AIOps Essentials (Autoscaling Kubernetes with Prometheus Metrics)
This course establishes a baseline for AIOps by utilizing Prometheus for managing time series metrics produced by Node Exporter and cAdvisor. The course guides the student through the fundamental concepts required for AIOps and the use of streaming metrics to influence autoscaling. The culmination of the course is the integration of the Prometheus rules with the Kubernetes APIServer to scale nodes in an active Kubernetes cluster.
Interactive Diagram: https://interactive.linuxacademy.com/diagrams/AIOpsEssentials.html
AIOps Essentials (Autoscaling Kubernetes)
Introduction to Author
This is a video introducing the course author.
Introduction to This Course
This introduction goes over what is covered and what is not in this brief five hour course. Three suggested courses are given if the student desires more in depth coverage of Kubernetes, Prometheus, and/or Python. This introduction demonstrated the interactive study guide and shows the proof-of-concept architecture that will be demonstrated in this course.
Autoscaling a Cluster vs. Scaling an Infrastructure
This lesson identifies the differences between Kubernetes Autoscaling techniques and what is needed in a hyrbid cloud or multicloud context. A brief explanation of Kubernetes Autoscaling is contrast with cloud orchestration and the need for AIOps to govern scaling of multiple cloud environments.
The Case for AIOps
This lesson describes in further detail how Agile and DevOps has created the need for deployment automation. The deployment of workloads to on-premises data centers (clouds) as well as hybrid and multicloud architectures are discussed.
Machine Learning and Predictive Analytics
This video provides a brief definition of what Machine Learning is and how it is applied in this course for an AIOps use case.
Monitoring and Metrics
This video introduces Prometheus, one of the software modules we will use in this course.
Prometheus Node Exporter
This lesson introduces the Node Exporter component to the student and explains its role in the overall architecture.
This lesson introduces Google's cAdvisor module and explains its role in the architecture for this course.
Prometheus Node Exporter and cAdvisor Demo for Lab Prep
This brief video informs the student of some resources available to them if they are new to Linux Academy's lab environment.
Exporting Metrics For AIOps
This video discusses the need for establishing a Data Taxonomy for log and metrics aggregation. The hierarchy of cloud infrastructures, business contexts, and cluster architectures are all covered as a potential means of classifying and categorizing diverse input streams.

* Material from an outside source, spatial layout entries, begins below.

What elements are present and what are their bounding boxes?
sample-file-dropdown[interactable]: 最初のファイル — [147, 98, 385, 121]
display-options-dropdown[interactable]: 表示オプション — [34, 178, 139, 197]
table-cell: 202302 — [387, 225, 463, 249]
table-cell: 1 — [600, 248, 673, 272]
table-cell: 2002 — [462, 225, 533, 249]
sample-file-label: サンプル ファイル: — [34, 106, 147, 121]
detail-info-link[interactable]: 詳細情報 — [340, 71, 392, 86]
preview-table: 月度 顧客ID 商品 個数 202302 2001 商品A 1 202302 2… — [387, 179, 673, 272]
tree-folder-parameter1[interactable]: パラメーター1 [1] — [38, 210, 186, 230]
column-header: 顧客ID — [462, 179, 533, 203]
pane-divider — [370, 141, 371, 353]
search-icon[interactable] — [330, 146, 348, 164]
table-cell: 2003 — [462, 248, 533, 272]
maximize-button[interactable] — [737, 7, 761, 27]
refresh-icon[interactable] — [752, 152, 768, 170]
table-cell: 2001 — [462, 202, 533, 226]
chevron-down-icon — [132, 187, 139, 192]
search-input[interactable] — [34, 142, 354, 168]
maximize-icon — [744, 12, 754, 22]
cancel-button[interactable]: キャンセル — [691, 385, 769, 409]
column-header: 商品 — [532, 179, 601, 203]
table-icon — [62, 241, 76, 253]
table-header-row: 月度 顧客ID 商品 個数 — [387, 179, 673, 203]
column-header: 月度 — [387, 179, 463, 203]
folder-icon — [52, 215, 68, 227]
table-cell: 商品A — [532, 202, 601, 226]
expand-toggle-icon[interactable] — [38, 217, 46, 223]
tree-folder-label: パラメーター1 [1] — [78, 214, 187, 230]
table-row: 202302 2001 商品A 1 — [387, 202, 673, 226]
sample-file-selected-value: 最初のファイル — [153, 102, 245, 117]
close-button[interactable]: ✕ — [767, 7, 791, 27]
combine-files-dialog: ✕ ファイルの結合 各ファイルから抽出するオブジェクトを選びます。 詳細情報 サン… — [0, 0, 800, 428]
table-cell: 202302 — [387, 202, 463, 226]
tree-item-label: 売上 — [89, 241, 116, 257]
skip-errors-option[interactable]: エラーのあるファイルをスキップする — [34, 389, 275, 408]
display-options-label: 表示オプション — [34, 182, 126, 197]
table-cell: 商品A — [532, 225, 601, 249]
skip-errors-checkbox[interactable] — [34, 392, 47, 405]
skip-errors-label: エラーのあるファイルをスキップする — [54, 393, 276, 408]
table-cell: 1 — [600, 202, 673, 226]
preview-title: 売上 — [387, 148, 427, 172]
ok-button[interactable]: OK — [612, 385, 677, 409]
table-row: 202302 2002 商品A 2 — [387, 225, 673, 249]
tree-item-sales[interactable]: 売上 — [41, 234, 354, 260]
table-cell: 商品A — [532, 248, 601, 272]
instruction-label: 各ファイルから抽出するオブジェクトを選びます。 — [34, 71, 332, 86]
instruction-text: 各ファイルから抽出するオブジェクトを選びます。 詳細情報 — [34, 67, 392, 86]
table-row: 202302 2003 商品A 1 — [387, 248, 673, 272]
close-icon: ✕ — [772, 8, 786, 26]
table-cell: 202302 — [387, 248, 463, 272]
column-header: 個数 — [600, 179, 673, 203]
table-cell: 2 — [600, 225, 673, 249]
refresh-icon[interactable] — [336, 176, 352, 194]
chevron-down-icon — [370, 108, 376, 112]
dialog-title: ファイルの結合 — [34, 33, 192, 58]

Relabeling With Prometheus
This video covers the use of Prometheus Relabeling to add metadata to time series data and create the taxonomy required for enterprise aggregation. Two scrape configurations are reviewed: one being EC2, and the other is Kubernetes.
Aggregating Time Series Data
This lesson covers aggregating data with Prometheus. This is known as "Federation" within Prometheus. A sample architecture is reviewed and a sample configuration file is given.
Using the Prometheus API
This lesson briefly introduces the architecture of how a Python client may be used to pull metrics from the Prometheus API. A specific example is covered in the lab, so this lesson introduces the concepts that are then covered in a hands-on way in the lab.
Alerts and Triggers
The Problem With Noise
This lesson is an introduction to our discussion of alerts and triggers. This lesson covers the challenges of using alerts in elastic infrastructures. This lesson also covers why when enterprises scale is deployed, alerts and manual intervention are no longer a feasible way to scale capacity.
Using Rules In Prometheus
This lesson covers Prometheus Recording Rules and shows a sample of their use.
Using Dashboards for Alerting
This lesson covers the use of dashboards and provides Grafana as an example. The architecture that might be employed to further refine Prometheus metrics prior to storage is covered.
Using Linear Regression With Kubernetes
Machine Learning Fundamentals
This video explains the Machine Learning concepts that are relevant to the lab and proof-of-concept that this course covers.
Using Python to Predict Scale
This lesson discusses why Python is a particularly useful language for Machine Learning. The third-party Python libraries used in this course are also discussed.
Scaling an Infrastructure
Scaling Nodes in a Kubernetes Cluster
This lesson covers the topic of scaling capacity in a Kubernetes cloud. The use of automated installers and configuration management tooling is introduced.
Scaling a Hybrid Cloud With ML
In this lesson, we review the architecture of our proof-of-concept and explain how it might be expanded to accommodate more complex hybrid cloud architectures.
Conclusion and Next Steps
This is a brief summation and encourages the student for further study and involvement in the open-source AIOps community.
Credits and Resources
This video mentions two books that were used to create this course content, and may prove useful to the student for further study.